Dehumidifier.  Dehumidifiers can be controlled by a humidistat or a timer.

  • Humidistat control. Setting a dehumidifier at 62% and letting it cycle ON and OFF to maintain the desired RH is generally effective. The control performance of built-in humidistats was found to be imprecise, and there are questions about the reliability of available humidistats. If used with a more reliable humidistat, this approach can be quite effective. Energy use is moderate and favorable for utility peak impact, because the dehumidifier tends to operate more during off-peak periods. 
  • Timer control. Operating the dehumidifier at the lowest RH setting with a timer for a specific number of hours each day is effective and reliable in controlling RH at a reasonable energy cost. Dehumidifier run time must be determined based on the size and airtightness of the house, generally using a trial and error approach. If possible, avoid operating the dehumidifier between the hours of noon and 9 PM when the electric utility experiences its peak load.  A timer with battery back-up is preferred to ensure the timer stays synchronized with the correct hour. If a dehumidifier is operated by means of a timer, a floor fan could be plugged into the same timer to help circulate air to the parts of the home furthest away from the dehumidifier. 

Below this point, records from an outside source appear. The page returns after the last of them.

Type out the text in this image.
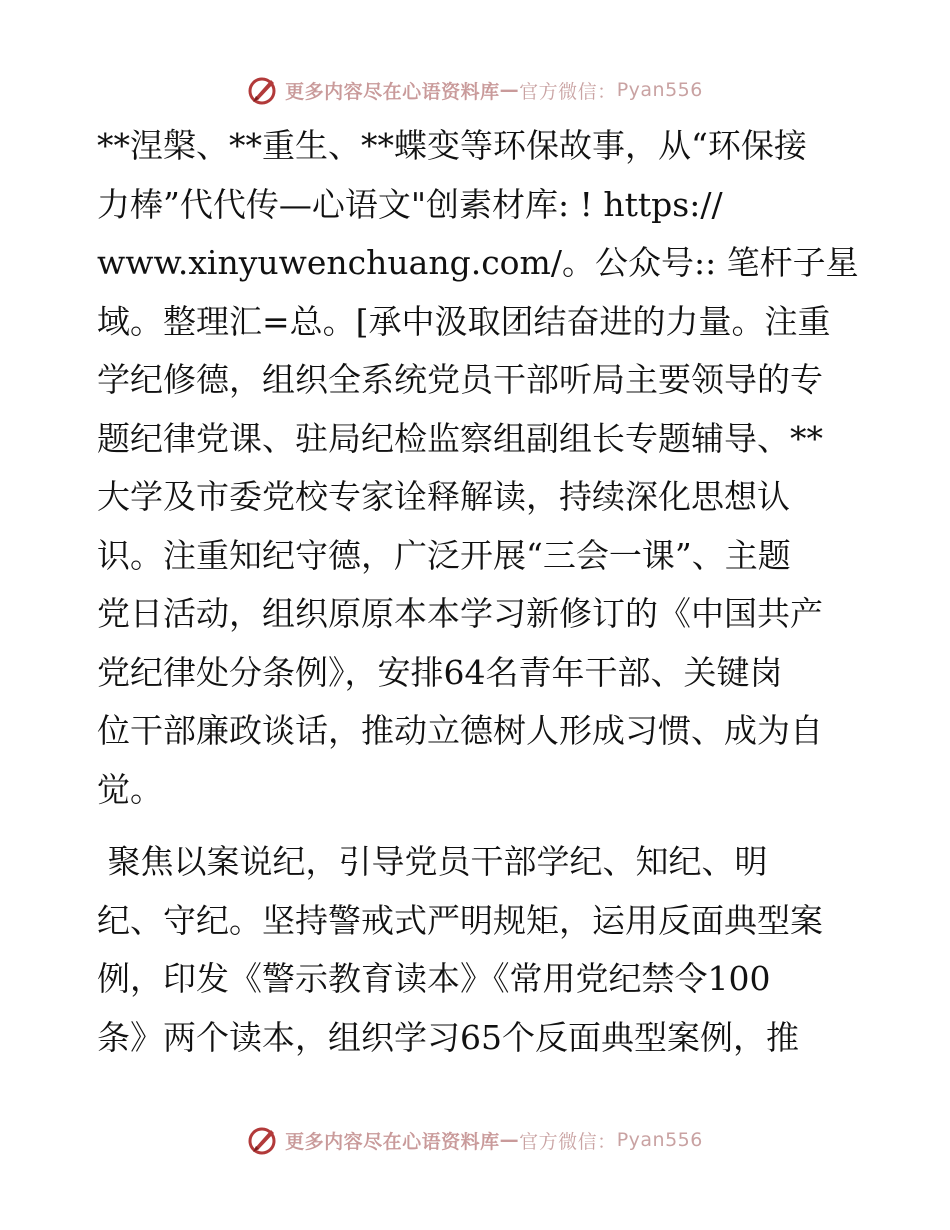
更多内容尽在心语资料库 — 官方微信： Pyan556
**涅槃、**重生、**蝶变等环保故事，从“环保接
力棒”代代传—心语文"创素材库: ! https://
www.xinyuwenchuang.com/。公众号:: 笔杆子星
域。整理汇=总。[承中汲取团结奋进的力量。注重
学纪修德，组织全系统党员干部听局主要领导的专
题纪律党课、驻局纪检监察组副组长专题辅导、**
大学及市委党校专家诠释解读，持续深化思想认
识。注重知纪守德，广泛开展“三会一课”、主题
党日活动，组织原原本本学习新修订的《中国共产
党纪律处分条例》，安排64名青年干部、关键岗
位干部廉政谈话，推动立德树人形成习惯、成为自
觉。
聚焦以案说纪，引导党员干部学纪、知纪、明
纪、守纪。坚持警戒式严明规矩，运用反面典型案
例，印发《警示教育读本》《常用党纪禁令100
条》两个读本，组织学习65个反面典型案例，推
更多内容尽在心语资料库 — 官方微信： Pyan556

Space heating. Heating the house to 88 or 90oF lowers indoor RH quite effectively for nearly all hours of the summer without removing moisture from the room air. Energy use is moderate for the period June through September, but increases substantially in late spring and late fall. In general, this approach should not be used during the months November through April, since heating energy use could become excessive. The space heating approach is nearly four times more energy efficient using a heat pump compared to strip heat. With either heat source, the peak hour demand to the utility is minimal since no space heating is required from 12 - 9 PM on hotter than average summer days.

  • Humidistat control over the heating system can greatly minimize this higher energy use during cooler months. The premise of this approach is that during cooler months outdoor dew point temperatures decline. With lower dew point temperatures, the indoor temperature required to maintain 62% or lower RH also declines. In this approach, a humidistat is used to turn on the space heating system when indoor RH exceeds 62%. A humidistat is installed to operate the heating system. The thermostat is switched to OFF (or set to HEAT at say 60oF in north Florida to prevent house freeze-up). Either the thermostat or humidistat can now turn on the system to provide heating. Energy savings result during cooler months because the indoor temperature required to meet our RH objective is automatically reduced (by the humidistat) as the outdoor dew point temperature declines.

When operating either the air conditioning or heating system in a vacant home, be sure to set the thermostat fan selection to “auto” to save energy and avoid clogging the filter.  Before leaving any home vacant, open all the interior doors to allow unrestricted air circulation.